This is just a short one tonight. The OH has to get up at 5.20 in the morning so I can’t be long.

We’ve just returned from a concert at school – you probably know that our school has a theatre and concert venue and regularly attracts world-class musicians who usuallyy give a masterclass to pupils during the day and then perform for an audience in the evening.

Tonight was the turn of the fantastic trumpeter Alison Balsom, who invited her top-flight musician friends to give a varied programme and then introduced the Brass for Africa charity in the second half. Regular readers of this blog will not be surprised to hear that tears were soon flowing: it was Alison’s performance of La Vie en Rose with the great Guy Barker that did it for me.

Brass for Africa brings music to severely disadvantaged children on the streets, in orphanages, in young offenders’ institutions. These children are often shunned by local communities even though their only crime is usually to have been born into poverty or orphaned. The brass bands that the charity sets up are invited to play at weddings, fairs community events and slowly these outcast children become accepted and reintegrated as part of the community. The charity trains them as teachers and they pass their skills to the next generation of children.
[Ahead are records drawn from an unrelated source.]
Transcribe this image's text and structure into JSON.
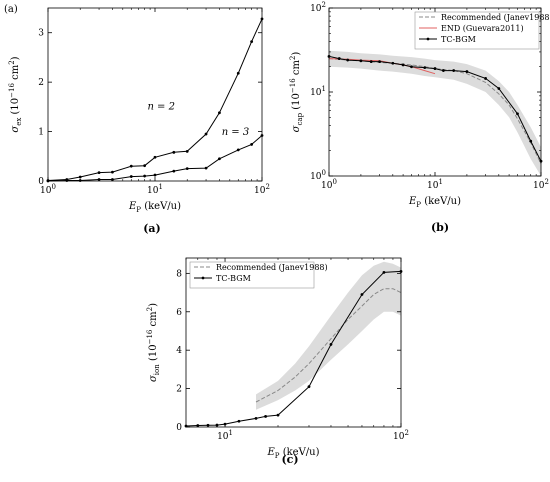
{
  "figure": {
    "corner_label": "(a)",
    "captions": [
      "(a)",
      "(b)",
      "(c)"
    ]
  },
  "chart_data": [
    {
      "id": "a",
      "type": "line",
      "xscale": "log",
      "xlim": [
        1,
        100
      ],
      "ylim": [
        0,
        3.5
      ],
      "xticks": [
        {
          "v": 1,
          "b": "10",
          "e": "0"
        },
        {
          "v": 10,
          "b": "10",
          "e": "1"
        },
        {
          "v": 100,
          "b": "10",
          "e": "2"
        }
      ],
      "yticks": [
        0,
        1,
        2,
        3
      ],
      "xlabel": {
        "main": "E",
        "sub": "P",
        "unit": " (keV/u)"
      },
      "ylabel": {
        "main": "σ",
        "sub": "ex",
        "unit": " (10",
        "sup": "−16",
        "unit2": " cm",
        "sup2": "2",
        "close": ")"
      },
      "series": [
        {
          "name": "n = 2",
          "x": [
            1,
            1.5,
            2,
            3,
            4,
            6,
            8,
            10,
            15,
            20,
            30,
            40,
            60,
            80,
            100
          ],
          "y": [
            0.01,
            0.03,
            0.08,
            0.17,
            0.18,
            0.3,
            0.31,
            0.48,
            0.58,
            0.6,
            0.95,
            1.38,
            2.18,
            2.82,
            3.28
          ]
        },
        {
          "name": "n = 3",
          "x": [
            1,
            1.5,
            2,
            3,
            4,
            6,
            8,
            10,
            15,
            20,
            30,
            40,
            60,
            80,
            100
          ],
          "y": [
            0.0,
            0.01,
            0.01,
            0.03,
            0.03,
            0.09,
            0.1,
            0.12,
            0.2,
            0.25,
            0.26,
            0.45,
            0.63,
            0.74,
            0.92
          ]
        }
      ],
      "annotations": [
        {
          "text": "n = 2",
          "x": 8.5,
          "y": 1.45
        },
        {
          "text": "n = 3",
          "x": 42,
          "y": 0.93
        }
      ]
    },
    {
      "id": "b",
      "type": "line",
      "xscale": "log",
      "yscale": "log",
      "xlim": [
        1,
        100
      ],
      "ylim": [
        1,
        100
      ],
      "xticks": [
        {
          "v": 1,
          "b": "10",
          "e": "0"
        },
        {
          "v": 10,
          "b": "10",
          "e": "1"
        },
        {
          "v": 100,
          "b": "10",
          "e": "2"
        }
      ],
      "yticks": [
        {
          "v": 1,
          "b": "10",
          "e": "0"
        },
        {
          "v": 10,
          "b": "10",
          "e": "1"
        },
        {
          "v": 100,
          "b": "10",
          "e": "2"
        }
      ],
      "xlabel": {
        "main": "E",
        "sub": "P",
        "unit": " (keV/u)"
      },
      "ylabel": {
        "main": "σ",
        "sub": "cap",
        "unit": " (10",
        "sup": "−16",
        "unit2": " cm",
        "sup2": "2",
        "close": ")"
      },
      "legend": {
        "position": "top-right",
        "entries": [
          "Recommended (Janev1988)",
          "END (Guevara2011)",
          "TC-BGM"
        ]
      },
      "colors": {
        "recommended": "#888888",
        "end": "#e06060",
        "tcbgm": "#000000",
        "band": "#dcdcdc"
      },
      "recommended": {
        "x": [
          1,
          1.5,
          2,
          3,
          4,
          6,
          8,
          10,
          15,
          20,
          30,
          40,
          50,
          60,
          80,
          100
        ],
        "y": [
          25,
          24,
          23.5,
          22.5,
          22,
          21,
          20,
          19,
          18,
          16.5,
          13,
          9.5,
          7,
          4.8,
          2.5,
          1.4
        ]
      },
      "band": {
        "x": [
          1,
          1.5,
          2,
          3,
          4,
          6,
          8,
          10,
          15,
          20,
          30,
          40,
          50,
          60,
          80,
          100
        ],
        "upper": [
          31,
          30,
          29,
          28,
          27,
          26,
          25,
          24,
          23,
          21.5,
          18,
          13.5,
          10,
          7,
          3.8,
          2.2
        ],
        "lower": [
          20,
          19.5,
          19,
          18,
          17.5,
          16.5,
          15.5,
          15,
          14,
          12.5,
          10,
          7,
          5,
          3.3,
          1.6,
          1.0
        ]
      },
      "end": {
        "x": [
          1,
          1.5,
          2,
          3,
          4,
          5,
          6,
          8,
          10
        ],
        "y": [
          25,
          24.5,
          24,
          23.5,
          22,
          21,
          20,
          18,
          16.5
        ]
      },
      "tcbgm": {
        "x": [
          1,
          1.25,
          1.5,
          2,
          2.5,
          3,
          4,
          5,
          6,
          8,
          10,
          12,
          15,
          20,
          30,
          40,
          60,
          80,
          100
        ],
        "y": [
          26.5,
          25,
          24,
          23.5,
          23,
          23,
          22,
          21,
          20,
          19.5,
          19,
          18,
          18,
          17.5,
          14.5,
          11,
          5.5,
          2.6,
          1.5
        ]
      }
    },
    {
      "id": "c",
      "type": "line",
      "xscale": "log",
      "xlim": [
        6,
        100
      ],
      "ylim": [
        0,
        8.8
      ],
      "xticks": [
        {
          "v": 10,
          "b": "10",
          "e": "1"
        },
        {
          "v": 100,
          "b": "10",
          "e": "2"
        }
      ],
      "yticks": [
        0,
        2,
        4,
        6,
        8
      ],
      "xlabel": {
        "main": "E",
        "sub": "P",
        "unit": " (keV/u)"
      },
      "ylabel": {
        "main": "σ",
        "sub": "ion",
        "unit": " (10",
        "sup": "−16",
        "unit2": " cm",
        "sup2": "2",
        "close": ")"
      },
      "legend": {
        "position": "top-left",
        "entries": [
          "Recommended (Janev1988)",
          "TC-BGM"
        ]
      },
      "colors": {
        "recommended": "#888888",
        "tcbgm": "#000000",
        "band": "#dcdcdc"
      },
      "recommended": {
        "x": [
          15,
          20,
          25,
          30,
          40,
          50,
          60,
          70,
          80,
          90,
          100
        ],
        "y": [
          1.3,
          1.9,
          2.6,
          3.3,
          4.6,
          5.6,
          6.3,
          6.9,
          7.2,
          7.2,
          7.0
        ]
      },
      "band": {
        "x": [
          15,
          20,
          25,
          30,
          40,
          50,
          60,
          70,
          80,
          90,
          100
        ],
        "upper": [
          1.7,
          2.4,
          3.3,
          4.2,
          5.8,
          7.0,
          7.9,
          8.4,
          8.6,
          8.5,
          8.3
        ],
        "lower": [
          0.9,
          1.4,
          1.9,
          2.4,
          3.5,
          4.3,
          5.0,
          5.6,
          6.0,
          6.0,
          5.8
        ]
      },
      "tcbgm": {
        "x": [
          6,
          7,
          8,
          9,
          10,
          12,
          15,
          17,
          20,
          30,
          40,
          60,
          80,
          100
        ],
        "y": [
          0.05,
          0.08,
          0.09,
          0.1,
          0.15,
          0.3,
          0.45,
          0.55,
          0.62,
          2.1,
          4.3,
          6.9,
          8.05,
          8.1
        ]
      }
    }
  ]
}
I strongly believe music changes lives, and this is why I am a strong supporter of our own excellent BYMT in the face of the constant threat from the Philistines at Bromley Council who seem to feel that they should not support “elite” classical music, despite BYMT’s community outreach and the fact that it reaches 9,000 young people every week.

But this concert was something else. Brass for Africa introduced two talented young brass players: a sassy jazz trombonist named Ronald Kabuye and Lillian Uwasse Nagawa, whose story particularly touched me.

Lillian was originally from Rwanda, where she was orphaned in the genocide there. She went to Uganda as a refugees and was found living on the streets at 13, and looking after her younger brother. Taken to the Mlisada orphanage in Kampala, she started to learn the trumpet and soon became a leading player in the orphanage brass band. The Brass for Africa project has now trained her as a teacher and she’s teaching a new generation of musicians.

Six years later she has come to London. It’s her first time on a plane, on a train and in the cold and must be such a shock for her. But here, at 19, she was playing with these glittering star musicians. Music does, truly, change lives.

The audience very quickly warmed to the performers and the aims of the charity and there was a wonderful relaxed but professional atmosphere to it all. I had a brilliant evening and left feeling inspired and grateful that my children have never had to suffer such hardship. I really hope that Brass for Africa brings music, and hope, to many more young people.